Dalam diamnya Reinar tahu jika Freya sangat merindukannya, bukan hanya Freya, istrinya yang lain pasti juga tengah merindukan kehadiran. Reinar juga merindukan para istrinya, apalagi dia tahu jika mereka semua tengah mengandung calon anaknya.


“Lebih baik kita kembali!... Aku takut mereka akan marah karena aku hanya memelukmu...” Kata Reinar dengan suara yang menenangkan, lalu dengan gerakan perlahan mereka pergi menuju kediaman khusus yang disediakan Kaisar Ling Mou khusus untuk Reinar dan para istrinya.


Kaisar Ling Mou yang melihat Reinar telah berhasil membunuh orang-orang kuat yang menyerang Kekaisarannya, dia segera memerintahkan beberapa pelayan untuk pergi ke kediaman Reinar dan melayani semua keperluan Reinar dan para istrinya.


Di tempat lain...


Ling Feng telah sampai di wilayah Sekte Kura-kura Hitam.


ROOAAAARRRRR...


Suara keras Ling Feng yang dalam wujud naganya membuat seluruh penghuni Sekte Kura-kura Hitam berlari keluar dari kediaman mereka, tetapi tak lama suara jeritan terdengar saat Ling Feng menyemburkan api kearah mereka.

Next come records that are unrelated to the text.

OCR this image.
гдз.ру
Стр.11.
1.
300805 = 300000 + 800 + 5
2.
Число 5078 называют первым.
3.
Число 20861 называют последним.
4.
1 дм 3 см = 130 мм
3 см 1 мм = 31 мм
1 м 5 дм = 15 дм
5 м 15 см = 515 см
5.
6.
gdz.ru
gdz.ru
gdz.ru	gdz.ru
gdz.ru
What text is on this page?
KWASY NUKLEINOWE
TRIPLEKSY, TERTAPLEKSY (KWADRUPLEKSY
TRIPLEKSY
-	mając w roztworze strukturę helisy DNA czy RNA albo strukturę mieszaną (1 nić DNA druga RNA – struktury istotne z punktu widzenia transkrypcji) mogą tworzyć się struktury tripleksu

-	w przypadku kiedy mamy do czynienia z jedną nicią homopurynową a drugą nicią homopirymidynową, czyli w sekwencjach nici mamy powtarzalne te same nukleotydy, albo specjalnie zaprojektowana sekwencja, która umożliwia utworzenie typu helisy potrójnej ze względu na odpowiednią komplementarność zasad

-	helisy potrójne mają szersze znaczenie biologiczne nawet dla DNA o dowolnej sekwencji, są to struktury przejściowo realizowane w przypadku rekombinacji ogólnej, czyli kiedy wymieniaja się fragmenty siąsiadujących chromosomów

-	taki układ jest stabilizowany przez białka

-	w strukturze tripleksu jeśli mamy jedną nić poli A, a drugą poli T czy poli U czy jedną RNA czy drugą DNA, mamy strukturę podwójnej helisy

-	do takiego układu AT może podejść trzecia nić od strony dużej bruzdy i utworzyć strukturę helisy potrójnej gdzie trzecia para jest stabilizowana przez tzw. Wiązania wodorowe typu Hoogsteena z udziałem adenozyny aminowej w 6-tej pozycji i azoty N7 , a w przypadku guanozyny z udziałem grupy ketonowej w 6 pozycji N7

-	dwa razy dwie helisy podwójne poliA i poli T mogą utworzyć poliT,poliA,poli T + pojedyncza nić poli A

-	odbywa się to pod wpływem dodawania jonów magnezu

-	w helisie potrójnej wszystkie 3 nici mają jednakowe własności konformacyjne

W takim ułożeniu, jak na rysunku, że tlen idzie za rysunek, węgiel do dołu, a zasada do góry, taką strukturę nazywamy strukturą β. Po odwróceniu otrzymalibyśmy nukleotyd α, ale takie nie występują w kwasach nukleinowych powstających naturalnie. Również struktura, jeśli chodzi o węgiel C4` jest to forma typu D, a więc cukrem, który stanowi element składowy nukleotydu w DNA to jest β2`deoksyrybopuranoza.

“Kalian semua akan mati, dan salahkan lah orang kuat di Sekte kalian atas nasib buruk yang akan menimpa kalian...” Kata Ling Feng dalam wujud naganya.


“Hanya seekor naga ingin menghancurkan Sekte ku, kau lah yang akan mati dan daging mu akan menjadi santapan yang lezat untuk seluruh murid Sekte Kura-kura Hitam...” Kata salah satu tetua yang memimpin pasukan keamanan Sekte Kura-kura Hitam.


SWOOOOSSSHH....


“Biarkan api ku memanggang kalian, dan setelah itu kalian akan menjadi menu makan siang lezat untuk ku...” Kata Ling Feng yang terus mengeluarkan nafas apinya untuk membakar orang-orang yang berada di wilayah Sekte Kura-kura Hitam.


Setelah terus menerus mengeluarkan nafas apinya, Ling Feng melihat ribuan manusia yang telah berubah menjadi abu.


“Hanya manusia rendahan tapi berani menggertak ku, pada akhirnya kalian lah yang mati di tangan ku..” Kata Ling Feng sambil mengepakkan sayapnya dan dia pergi meninggalkan wilayah Sekte Kura-kura Hitam yang seluruh bangunannya telah rata dengan tanah.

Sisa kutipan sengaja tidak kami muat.